Isai Scheinberg and PokerStars were far different. Alone among the Black Friday sites, PokerStars was able to quickly return all existing balances to US players. Stars and Scheinberg went far, far further than that, however, agreeing to a corporate settlement in 2012 that eventually refunded the missing bankrolls for jilted FTP and AP players as well.
Yet, even though Scheinberg and his attorneys had been negotiating with the US all along, there were still those nagging individual charges against him that had to be dealt with at some point. During the years that followed, some reports called him a fugitive. Those reports were wrong. Scheinberg, with dual Canadian and Israeli citizenship, hadn’t even been in the States for several years prior to Black Friday.

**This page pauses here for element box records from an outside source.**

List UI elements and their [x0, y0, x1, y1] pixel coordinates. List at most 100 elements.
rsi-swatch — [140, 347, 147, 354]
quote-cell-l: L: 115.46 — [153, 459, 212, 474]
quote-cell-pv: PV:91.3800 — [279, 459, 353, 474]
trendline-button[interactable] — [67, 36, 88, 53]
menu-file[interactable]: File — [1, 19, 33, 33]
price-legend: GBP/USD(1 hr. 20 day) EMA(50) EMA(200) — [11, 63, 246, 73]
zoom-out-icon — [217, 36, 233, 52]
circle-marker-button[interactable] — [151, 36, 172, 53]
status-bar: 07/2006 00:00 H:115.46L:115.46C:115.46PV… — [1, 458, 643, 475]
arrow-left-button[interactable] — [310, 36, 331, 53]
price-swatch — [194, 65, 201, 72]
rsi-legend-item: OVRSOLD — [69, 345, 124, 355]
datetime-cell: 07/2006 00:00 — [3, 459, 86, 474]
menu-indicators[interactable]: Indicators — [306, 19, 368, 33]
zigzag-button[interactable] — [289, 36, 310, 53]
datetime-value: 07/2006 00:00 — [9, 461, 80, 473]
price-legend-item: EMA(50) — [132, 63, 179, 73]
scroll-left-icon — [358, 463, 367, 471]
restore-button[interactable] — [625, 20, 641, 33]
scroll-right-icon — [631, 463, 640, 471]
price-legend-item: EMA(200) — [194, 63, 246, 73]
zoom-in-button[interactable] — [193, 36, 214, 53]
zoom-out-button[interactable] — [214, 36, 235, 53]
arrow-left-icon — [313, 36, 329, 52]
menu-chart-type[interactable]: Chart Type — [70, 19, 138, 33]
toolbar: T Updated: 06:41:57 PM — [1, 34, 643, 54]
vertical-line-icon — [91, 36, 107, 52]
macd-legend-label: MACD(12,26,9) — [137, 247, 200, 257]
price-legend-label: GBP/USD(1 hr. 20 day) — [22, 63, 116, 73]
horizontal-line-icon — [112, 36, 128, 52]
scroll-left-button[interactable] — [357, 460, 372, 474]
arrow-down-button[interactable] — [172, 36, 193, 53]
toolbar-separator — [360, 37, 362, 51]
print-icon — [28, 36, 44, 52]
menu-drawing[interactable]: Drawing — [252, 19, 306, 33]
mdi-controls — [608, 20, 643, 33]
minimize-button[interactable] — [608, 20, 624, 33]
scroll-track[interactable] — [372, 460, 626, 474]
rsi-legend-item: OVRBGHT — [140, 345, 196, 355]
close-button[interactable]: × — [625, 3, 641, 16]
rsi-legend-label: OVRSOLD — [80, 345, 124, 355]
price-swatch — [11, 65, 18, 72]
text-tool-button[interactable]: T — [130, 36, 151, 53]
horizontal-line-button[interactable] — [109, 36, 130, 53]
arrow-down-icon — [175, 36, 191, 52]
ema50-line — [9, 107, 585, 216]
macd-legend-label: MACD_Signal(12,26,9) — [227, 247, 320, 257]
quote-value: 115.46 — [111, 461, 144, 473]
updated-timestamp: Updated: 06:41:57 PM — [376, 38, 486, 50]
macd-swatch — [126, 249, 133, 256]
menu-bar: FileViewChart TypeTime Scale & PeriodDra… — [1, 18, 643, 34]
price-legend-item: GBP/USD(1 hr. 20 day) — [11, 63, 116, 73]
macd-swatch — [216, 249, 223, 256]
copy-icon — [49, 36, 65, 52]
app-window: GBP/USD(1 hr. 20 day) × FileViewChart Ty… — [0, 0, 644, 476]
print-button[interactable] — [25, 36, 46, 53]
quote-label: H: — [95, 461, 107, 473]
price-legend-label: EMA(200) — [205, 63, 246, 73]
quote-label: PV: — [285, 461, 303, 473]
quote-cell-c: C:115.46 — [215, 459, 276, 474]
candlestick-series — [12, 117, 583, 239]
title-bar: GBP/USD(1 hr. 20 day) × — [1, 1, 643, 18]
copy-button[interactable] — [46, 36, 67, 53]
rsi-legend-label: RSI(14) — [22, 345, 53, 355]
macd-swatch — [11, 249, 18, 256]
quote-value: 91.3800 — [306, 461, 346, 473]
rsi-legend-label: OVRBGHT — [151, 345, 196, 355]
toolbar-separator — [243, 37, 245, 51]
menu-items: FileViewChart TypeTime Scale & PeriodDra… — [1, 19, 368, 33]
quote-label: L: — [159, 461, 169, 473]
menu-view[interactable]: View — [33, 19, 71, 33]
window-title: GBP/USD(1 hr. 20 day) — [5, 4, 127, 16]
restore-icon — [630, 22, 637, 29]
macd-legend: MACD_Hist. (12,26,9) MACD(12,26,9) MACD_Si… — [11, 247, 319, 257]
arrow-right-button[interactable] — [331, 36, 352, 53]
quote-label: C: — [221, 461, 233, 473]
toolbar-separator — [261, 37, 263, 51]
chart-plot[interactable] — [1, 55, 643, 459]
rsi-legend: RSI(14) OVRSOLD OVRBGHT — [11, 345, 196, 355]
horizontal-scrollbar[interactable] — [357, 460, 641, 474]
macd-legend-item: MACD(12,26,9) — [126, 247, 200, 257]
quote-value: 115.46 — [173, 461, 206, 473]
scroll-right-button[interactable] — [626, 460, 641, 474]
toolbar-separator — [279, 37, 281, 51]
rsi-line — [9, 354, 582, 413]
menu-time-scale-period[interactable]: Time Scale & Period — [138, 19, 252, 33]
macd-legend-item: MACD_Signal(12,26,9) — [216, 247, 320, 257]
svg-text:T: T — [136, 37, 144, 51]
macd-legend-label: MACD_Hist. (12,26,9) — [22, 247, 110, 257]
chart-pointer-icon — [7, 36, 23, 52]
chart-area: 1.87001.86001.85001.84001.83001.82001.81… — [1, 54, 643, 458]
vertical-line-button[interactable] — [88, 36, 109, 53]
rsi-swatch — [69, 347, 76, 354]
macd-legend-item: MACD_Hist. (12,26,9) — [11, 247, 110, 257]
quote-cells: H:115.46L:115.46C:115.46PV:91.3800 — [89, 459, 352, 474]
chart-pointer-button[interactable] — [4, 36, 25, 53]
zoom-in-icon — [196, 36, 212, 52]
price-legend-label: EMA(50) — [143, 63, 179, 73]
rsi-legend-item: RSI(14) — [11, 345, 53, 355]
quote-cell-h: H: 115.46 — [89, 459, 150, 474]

Still, a negotiated surrender had to happen, and it did, this past January. Scheinberg turned himself in to Swiss authorities, was almost immediately on his way to New York (where he officially and voluntarily surrendered), and after filing a not-guilty plea and being processed through the court system, was released on a $1 million bond to a pricey midtown Manhattan hotel.
It was all legal theater. A couple of months later, Scheinberg switched his plea to guilty, though that had likely been the plan all along. There was no big rush, because there’s always a months-long gap between making the deal and the actual court sentencing.
COVID-19 and a California lodge
Sometimes, though, unexpected events intervene. That happened with Scheinberg, who with his wife took up residence at Manhattan’s Sofitel hotel to await September’s sentencing date. Specifically, COVID-19 intervened, shutting down New York City while killing thousands of New Yorkers.
The Scheinbergs have, in recent weeks, become effectively stranded at the Sofitel. According to a recent court motion, they are the only guests at the hotel, which has also closed its food service and other hotel amenities. Nearby food stores and other services are also closed.
The disclosure came in a motion made by Scheinberg’s attorneys, who hoped to move up his sentencing date to June. Unfortunately, even though no one involved — Scheinberg and his counsel, DOJ prosecutors, or presiding judge Lewis Kaplan — had any particular objection to the idea, Kaplan had to rule against the motion on technical terms. Too much paperwork dependent on third parties, such as a formal pre-sentencing report, remained incomplete.
Scheinberg would be willing to add an extra $1 million to his bond.
So Scheinberg’s counsel withdrew that plan and came up with an alternative: Scheinberg would be willing to add an extra $1 million to his bond if they would be allowed to relocate to a private lodge in northern California until September’s sentencing.
The DOJ attorneys filed a complementary memo stating that they had no objection; Scheinberg has been an exemplary bailee to date. Judge Kaplan had yet to rule on the motion as of Friday, but it looks like Scheinberg will indeed spend the next few months in California.
Nothing but the coda
While there’s something about the situation that smacks a little bit of special treatment for the rich, well, that’s the way it is in the US of A. Yet it’s also worth noting that not only has Scheinberg been an exemplary bailee, he’s also been more of a hero through this Black Friday than any of his co-defendants. He helped resolve the huge problem facing the DOJ in helping make affected players’ balances good.
That’s never going to get him elected to the Poker Hall of Fame (for myriad other reasons), but it will keep him out of jail. Given the sentences given to the other Black Friday defendants plus a likely very favorable pre-sentencing report, it’s virtually unfathomable that he’ll receive anything other than a time-served sentence.
Scheinberg might end up being fined $2m instead of $1m, since in the American justice system, those bail amounts rarely seem to get returned. But that’s likely been sealed with a nod and a wink at this point, too. It’ll be an expensive lodge stay at that, even if the food is better than at Bellevue.
Meanwhile, the online poker world will remain indelibly stamped with Isai Scheinberg’s influence. Even in the US, where the game is just a fraction of its glory a decade ago. It’s been a long, strange trip, yet the entire Black Friday tale is almost complete.